03.03

Diante do risco de algo ruim acontecer a pessoas queridas, todos nós ficamos em alerta e inseguros.

Vandeck Santiago (texto)
Julio Jacobina (foto)

Não importa em que lugar do Brasil você esteja, o fato é que a epidemia do zika vírus já alterou a rotina e o comportamento de todos nós.
Ontem encontrei um amigo que está organizando evento cultural que acontecerá em abril em Pernambuco. Estava preocupado. Teve que mudar o local de hospedagem dos convidados (para um hotel em que eles possam ficar em quartos em andares altos); terá de providenciar um kit com repelentes e informações para cada um deles e teme que um ou outro desista da participação.
Também ontem especialistas em Brasília entrevistados pela Agência Estado diziam que a capital federal “não é área endêmica para o zika vírus e não há motivo para pânico”. Houve apenas dois casos do zika confirmados em Brasília, mas mesmo assim as pessoas estão assustadas com o risco de ser atingidas.
Até o momento não há comprovação de que o zika pode ser transmitido por meio de relação sexual, mas a Organização Mundial de Saúde (OMS) recomenda o uso de camisinha e até – vejam só… – abstinência sexual para prevenir uma eventual contaminação. As recomendações constam do guia da OMS, intitulado Prevenção da potencial transmissão sexual do zika. “A entidade estuda mais de 10 casos de contaminação sexual para pessoas nos Estados Unidos e na Europa, a partir de parceiros que viajaram para regiões com forte infecção da doença, como o Brasil”, noticiava ontem O Globo.
Já a BBC fez matéria elencando “9 maneiras de se proteger contra o zika” e inclui como uma delas “evitar viagens” para os lugares “com maior incidência do mosquito e da doença”. Diz que “alguns governos chegaram até a recomendar que a população não viaje para os países que estão sofrendo com o problema”. Em janeiro passado o Centro de Prevenção e Controle de Doenças (CDC) dos Estados Unidos recomendou que mulheres grávidas ou que pretendam engravidar evitassem viajar ao Brasil e a mais 19 países da América Latina e do Caribe atingidos pelo vírus.
Estes são exemplos concretos de coisas visíveis.
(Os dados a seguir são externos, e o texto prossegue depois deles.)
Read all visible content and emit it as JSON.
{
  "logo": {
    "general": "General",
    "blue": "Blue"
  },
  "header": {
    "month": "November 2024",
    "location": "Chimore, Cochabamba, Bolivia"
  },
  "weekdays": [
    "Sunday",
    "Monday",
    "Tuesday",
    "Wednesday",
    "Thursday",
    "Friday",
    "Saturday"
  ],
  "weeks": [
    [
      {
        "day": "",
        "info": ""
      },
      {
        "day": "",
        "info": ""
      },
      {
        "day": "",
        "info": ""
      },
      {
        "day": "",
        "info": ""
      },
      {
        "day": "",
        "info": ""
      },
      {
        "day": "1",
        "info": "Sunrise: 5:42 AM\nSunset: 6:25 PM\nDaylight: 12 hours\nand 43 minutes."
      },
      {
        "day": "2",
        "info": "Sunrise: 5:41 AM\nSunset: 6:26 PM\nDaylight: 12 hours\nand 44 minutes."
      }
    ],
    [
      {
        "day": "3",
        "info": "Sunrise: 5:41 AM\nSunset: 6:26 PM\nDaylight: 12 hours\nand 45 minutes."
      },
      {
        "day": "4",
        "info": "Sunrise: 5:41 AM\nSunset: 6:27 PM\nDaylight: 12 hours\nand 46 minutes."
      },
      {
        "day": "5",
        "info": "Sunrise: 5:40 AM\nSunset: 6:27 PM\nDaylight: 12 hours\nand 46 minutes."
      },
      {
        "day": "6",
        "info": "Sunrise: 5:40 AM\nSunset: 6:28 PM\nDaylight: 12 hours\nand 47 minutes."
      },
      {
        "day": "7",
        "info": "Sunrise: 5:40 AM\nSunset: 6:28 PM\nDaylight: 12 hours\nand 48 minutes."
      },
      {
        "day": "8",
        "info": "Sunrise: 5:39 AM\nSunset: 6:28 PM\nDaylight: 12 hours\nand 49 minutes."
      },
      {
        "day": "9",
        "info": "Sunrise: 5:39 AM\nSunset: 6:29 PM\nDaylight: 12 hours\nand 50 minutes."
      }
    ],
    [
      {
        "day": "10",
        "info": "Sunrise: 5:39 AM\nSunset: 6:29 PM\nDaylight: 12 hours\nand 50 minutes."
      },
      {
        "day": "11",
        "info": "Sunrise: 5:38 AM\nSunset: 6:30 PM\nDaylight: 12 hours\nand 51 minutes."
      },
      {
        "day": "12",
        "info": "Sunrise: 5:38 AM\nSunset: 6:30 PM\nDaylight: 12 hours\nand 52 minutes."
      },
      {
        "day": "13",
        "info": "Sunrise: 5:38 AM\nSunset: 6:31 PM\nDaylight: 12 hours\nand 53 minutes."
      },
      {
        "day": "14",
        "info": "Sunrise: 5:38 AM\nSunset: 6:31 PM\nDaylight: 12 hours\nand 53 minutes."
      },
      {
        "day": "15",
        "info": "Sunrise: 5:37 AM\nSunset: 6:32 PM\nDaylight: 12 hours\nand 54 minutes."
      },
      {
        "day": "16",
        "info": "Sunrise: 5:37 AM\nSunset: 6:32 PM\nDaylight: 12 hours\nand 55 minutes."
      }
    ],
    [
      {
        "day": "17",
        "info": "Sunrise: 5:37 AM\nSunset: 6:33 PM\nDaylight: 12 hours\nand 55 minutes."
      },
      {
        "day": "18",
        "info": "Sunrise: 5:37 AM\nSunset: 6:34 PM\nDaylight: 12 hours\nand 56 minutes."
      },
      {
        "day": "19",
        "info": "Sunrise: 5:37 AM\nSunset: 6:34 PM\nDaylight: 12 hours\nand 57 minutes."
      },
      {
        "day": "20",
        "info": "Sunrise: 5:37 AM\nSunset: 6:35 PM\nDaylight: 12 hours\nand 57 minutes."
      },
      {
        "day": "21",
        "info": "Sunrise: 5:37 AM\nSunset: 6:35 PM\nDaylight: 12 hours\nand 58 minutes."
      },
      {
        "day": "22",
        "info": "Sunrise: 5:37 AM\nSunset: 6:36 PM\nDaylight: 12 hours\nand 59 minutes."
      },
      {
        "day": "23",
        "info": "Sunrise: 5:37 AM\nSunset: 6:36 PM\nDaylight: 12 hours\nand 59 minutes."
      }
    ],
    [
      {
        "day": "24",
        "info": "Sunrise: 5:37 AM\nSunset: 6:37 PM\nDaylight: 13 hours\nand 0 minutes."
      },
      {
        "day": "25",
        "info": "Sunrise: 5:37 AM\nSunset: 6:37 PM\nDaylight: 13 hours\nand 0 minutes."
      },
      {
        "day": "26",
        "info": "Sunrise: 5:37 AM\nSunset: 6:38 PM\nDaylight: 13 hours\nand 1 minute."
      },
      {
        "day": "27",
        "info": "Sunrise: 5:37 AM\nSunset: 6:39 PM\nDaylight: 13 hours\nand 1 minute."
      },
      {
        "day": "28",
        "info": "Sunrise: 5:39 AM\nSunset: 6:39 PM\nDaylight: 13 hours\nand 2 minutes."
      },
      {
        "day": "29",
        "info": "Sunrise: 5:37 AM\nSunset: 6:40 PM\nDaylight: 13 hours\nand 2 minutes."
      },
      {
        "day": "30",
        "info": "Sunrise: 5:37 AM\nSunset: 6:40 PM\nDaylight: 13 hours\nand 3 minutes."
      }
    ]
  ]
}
Mas há outros que dizem respeito aos nossos sentimentos. Diante do risco de algo ruim acontecer a pessoas queridas, todos nós nos inquietamos – e enquanto a possibilidade de “o pior acontecer” não desaparece, nos mantemos em alerta e inseguros.
Mas há outras consequências que só perceberemos no futuro, conforme explica a jornalista norte-americana Seema Yasmim, a primeira a cobrir a ocorrência do Ebola nos EUA, em 2014. “Epidemias são muito mais profundas do que apenas a propagação da doença”, afirma Yasmim, que também é epidemiologista e já trabalhou no CDC. “Um exemplo é a África Ocidental, onde só agora podemos observar os resultados finais da epidemia de Ebola. Houve crescimento nos números de gravidez na adolescência e casos de violência de gênero contra meninas e mulheres durante a crise. Precisamos buscar por essas histórias enquanto a crise acontece”. Ela fez as declarações em entrevista concedida em fevereiro passado ao Poynter Institute (centro de estudos especializado em jornalismo, sediado na Flórida), explicando as falhas que o jornalismo dos EUA cometeu nos primeiros momentos da cobertura do Ebola. A entrevista foi reproduzida no Brasil pela Abraji -Associação Brasileira de Jornalismo investigativo (Fazendo a cobertura do Zika? Não cometa os mesmos erros que os jornalistas que cobriram o Ebola, 12 de fevereiro).
No futuro, quando as dúvidas que temos hoje sobre o vírus estiverem esclarecidas, quando tivermos mais informações sobre tudo que está acontecendo, quando o pânico tiver passado e quando pudermos nos deter para refletir sobre as alterações ocorridas em nossa rotina, aí então poderemos ver o que significou para cada um de nós este período do Brasil nos tempos do zika.